Like many a sports historian, Victoria Jackson has opinions.
She’s praised the U.S. Women’s National Team’s fight for equal pay through a federal lawsuit; written in support of Colin Kaepernick and athlete activism; and likened the NCAA concept of amateurism to 21st-century Jim Crow.
Unlike many a sports historian, she’s also a former NCAA champion and professional runner, whose direct experience as a student-athlete at North Carolina and Arizona State has added to years of research in the realm of big-time college sports.
In other words: when Jackson writes a new column for the Washington Post or Los Angeles Times, appears on a podcast or launches into a thread on her aptly named Twitter account, @HistoryRunner, people listen.
Over the last two years, she’s quickly made a name for herself among hundreds as a “public intellectual,” as her colleague Brooks Simpson, an ASU Foundation professor of history, put it.

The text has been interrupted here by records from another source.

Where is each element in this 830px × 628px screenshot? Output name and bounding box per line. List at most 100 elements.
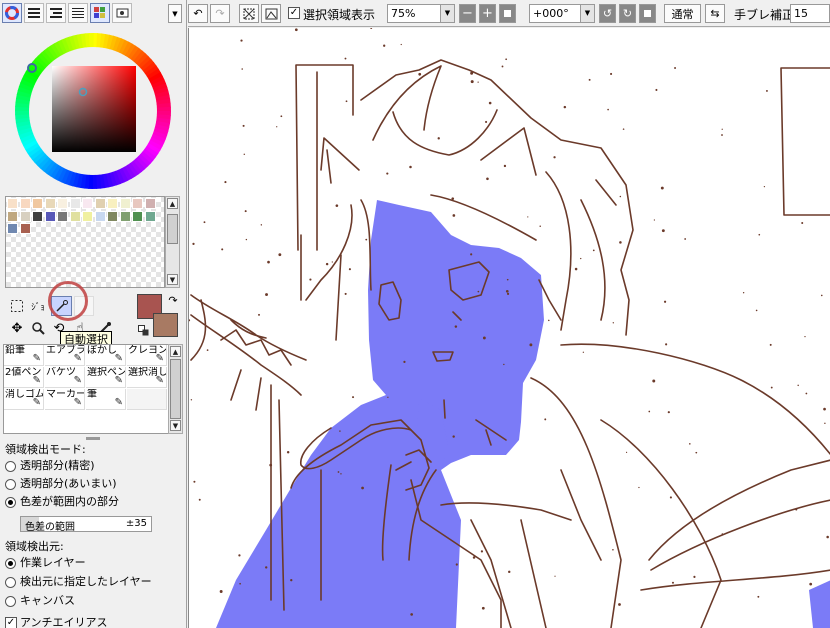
redo-button[interactable]: ↷: [210, 4, 230, 23]
menu-dropdown-button[interactable]: ▼: [168, 4, 182, 23]
brush-slot-4[interactable]: クレヨン ✎: [127, 345, 167, 366]
angle-value: +000°: [533, 7, 569, 20]
color-swatch[interactable]: [32, 198, 43, 209]
blend-mode-button[interactable]: 通常: [664, 4, 701, 23]
bucket-icon: ✎: [73, 375, 82, 386]
zoom-out-button[interactable]: −: [459, 4, 476, 23]
brush-slot-10[interactable]: マーカー ✎: [45, 389, 85, 410]
rect-select-tool[interactable]: [8, 297, 26, 315]
scroll-down-icon[interactable]: ▼: [167, 274, 178, 285]
brush-slot-8[interactable]: 選択消し ✎: [127, 367, 167, 388]
color-swatch[interactable]: [57, 210, 68, 222]
brush-slot-5[interactable]: 2値ペン ✎: [4, 367, 44, 388]
color-swatch-palette[interactable]: [5, 196, 165, 288]
color-swatch[interactable]: [119, 198, 131, 209]
top-toolbar: ▼ ↶ ↷ ✓ 選択領域表示 75% ▼ − + +000° ▼ ↺ ↻ 通常 …: [168, 0, 830, 27]
color-swatch[interactable]: [82, 210, 93, 222]
color-swatch[interactable]: [19, 198, 31, 209]
reset-colors-icon[interactable]: [137, 324, 149, 336]
undo-button[interactable]: ↶: [188, 4, 208, 23]
color-swatch[interactable]: [119, 210, 131, 222]
brush-slot-2[interactable]: エアブラシ✎: [45, 345, 85, 366]
scroll-up-icon[interactable]: ▲: [167, 198, 178, 209]
detect-source-radio-3[interactable]: [5, 596, 16, 607]
brush-slot-7[interactable]: 選択ペン ✎: [86, 367, 126, 388]
color-swatch[interactable]: [94, 210, 106, 222]
color-wheel[interactable]: [10, 28, 176, 194]
brush-label: バケツ: [46, 367, 76, 378]
brush-slot-6[interactable]: バケツ ✎: [45, 367, 85, 388]
antialias-checkbox[interactable]: ✓: [5, 617, 17, 628]
color-swatch[interactable]: [19, 210, 31, 222]
color-swatch[interactable]: [32, 210, 43, 222]
selection-overlay: [216, 200, 830, 628]
color-swatch[interactable]: [144, 210, 156, 222]
deselect-button[interactable]: [239, 4, 259, 23]
paint-tool-app: ▲ ▼ ｼﾞｮ ✥ ⟲ ☝ ↷ 自動選択 鉛筆✎エアブラシ✎ぼかし✎クレヨン✎2…: [0, 0, 830, 628]
brush-slot-3[interactable]: ぼかし ✎: [86, 345, 126, 366]
color-swatch[interactable]: [44, 210, 56, 222]
color-swatch[interactable]: [107, 210, 118, 222]
invert-selection-button[interactable]: [261, 4, 281, 23]
color-swatch[interactable]: [107, 198, 118, 209]
detect-mode-radio-3[interactable]: [5, 497, 16, 508]
color-swatch[interactable]: [7, 223, 18, 234]
stabilizer-value: 15: [794, 7, 808, 20]
rotate-right-button[interactable]: ↻: [619, 4, 636, 23]
swatch-scrollbar[interactable]: ▲ ▼: [165, 196, 180, 288]
drawing-canvas[interactable]: [188, 28, 830, 628]
scroll-thumb[interactable]: [170, 359, 181, 419]
brush-slot-9[interactable]: 消しゴム ✎: [4, 389, 44, 410]
swatch-mode-button[interactable]: [90, 3, 110, 23]
brush-slot-1[interactable]: 鉛筆 ✎: [4, 345, 44, 366]
move-icon[interactable]: ✥: [8, 319, 26, 337]
zoom-in-button[interactable]: +: [479, 4, 496, 23]
hsv-slider-mode-button[interactable]: [46, 3, 66, 23]
color-swatch[interactable]: [69, 210, 81, 222]
swap-colors-icon[interactable]: ↷: [166, 293, 180, 307]
detect-mode-radio-2[interactable]: [5, 479, 16, 490]
left-panel: ▲ ▼ ｼﾞｮ ✥ ⟲ ☝ ↷ 自動選択 鉛筆✎エアブラシ✎ぼかし✎クレヨン✎2…: [0, 0, 187, 628]
scratchpad-mode-button[interactable]: [112, 3, 132, 23]
brush-slot-11[interactable]: 筆 ✎: [86, 389, 126, 410]
eraser-icon: ✎: [32, 397, 41, 408]
color-wheel-mode-button[interactable]: [2, 3, 22, 23]
color-swatch[interactable]: [144, 198, 156, 209]
detect-mode-radio-1[interactable]: [5, 461, 16, 472]
gradation-slider-mode-button[interactable]: [68, 3, 88, 23]
rotate-reset-button[interactable]: [639, 4, 656, 23]
selection-eraser-icon: ✎: [155, 375, 164, 386]
color-swatch[interactable]: [7, 210, 18, 222]
color-mode-bar: [2, 3, 132, 23]
flip-button[interactable]: ⇆: [705, 4, 725, 23]
rotate-left-button[interactable]: ↺: [599, 4, 616, 23]
panel-splitter[interactable]: [86, 437, 100, 440]
brush-scrollbar[interactable]: ▲ ▼: [168, 344, 183, 434]
color-swatch[interactable]: [82, 198, 93, 209]
detect-source-radio-2[interactable]: [5, 577, 16, 588]
angle-select[interactable]: +000° ▼: [529, 4, 595, 23]
magic-wand-tool[interactable]: [51, 296, 72, 316]
color-swatch[interactable]: [94, 198, 106, 209]
scroll-thumb[interactable]: [167, 214, 178, 244]
brush-slot-12: [127, 389, 167, 410]
color-swatch[interactable]: [69, 198, 81, 209]
color-swatch[interactable]: [7, 198, 18, 209]
detect-source-radio-1[interactable]: [5, 558, 16, 569]
color-swatch[interactable]: [57, 198, 68, 209]
color-swatch[interactable]: [132, 198, 143, 209]
color-swatch[interactable]: [132, 210, 143, 222]
zoom-reset-button[interactable]: [499, 4, 516, 23]
stabilizer-select[interactable]: 15: [790, 4, 830, 23]
zoom-select[interactable]: 75% ▼: [387, 4, 455, 23]
rgb-slider-mode-button[interactable]: [24, 3, 44, 23]
tolerance-slider[interactable]: 色差の範囲 ±35: [20, 516, 152, 533]
color-swatch[interactable]: [19, 223, 31, 234]
scroll-up-icon[interactable]: ▲: [170, 346, 181, 357]
show-selection-checkbox[interactable]: ✓: [288, 7, 300, 19]
scroll-down-icon[interactable]: ▼: [170, 420, 181, 431]
zoom-icon[interactable]: [29, 319, 47, 337]
lasso-tool[interactable]: ｼﾞｮ: [27, 297, 49, 315]
background-color[interactable]: [153, 313, 178, 337]
color-swatch[interactable]: [44, 198, 56, 209]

Healthy or not, Jackson joked, she’s thinking about and engaging with the issues at hand every day.
Her confidence to make such arguments, she said, stems from a combination of her own athletic career plus a pure, unadulterated love of history and the archival research that comes with it. But the Jackson of now isn’t the Jackson of old.
In Chapel Hill and Tempe, Ariz., alike, she can cite turning points on a journey of awareness that led her to a major realization: her picture-perfect stint as a student-athlete was rooted in her privilege. And now, as a clinical assistant professor at ASU, she’s working eventually create a system where everyone in college athletics gets that experience.
“The way it’s supposed to work shouldn’t be the exception to the rule,” she said. “It should be the rule.”
And as she’s moved up the university ranks — her assistant clinical professor position is new as of July — the field reporting aspect of her job hasn’t stopped. Jackson is using a $20,000 grant from ASU’s Global Sport Institute to travel the country and research a book proposal on racial injustice in college sports.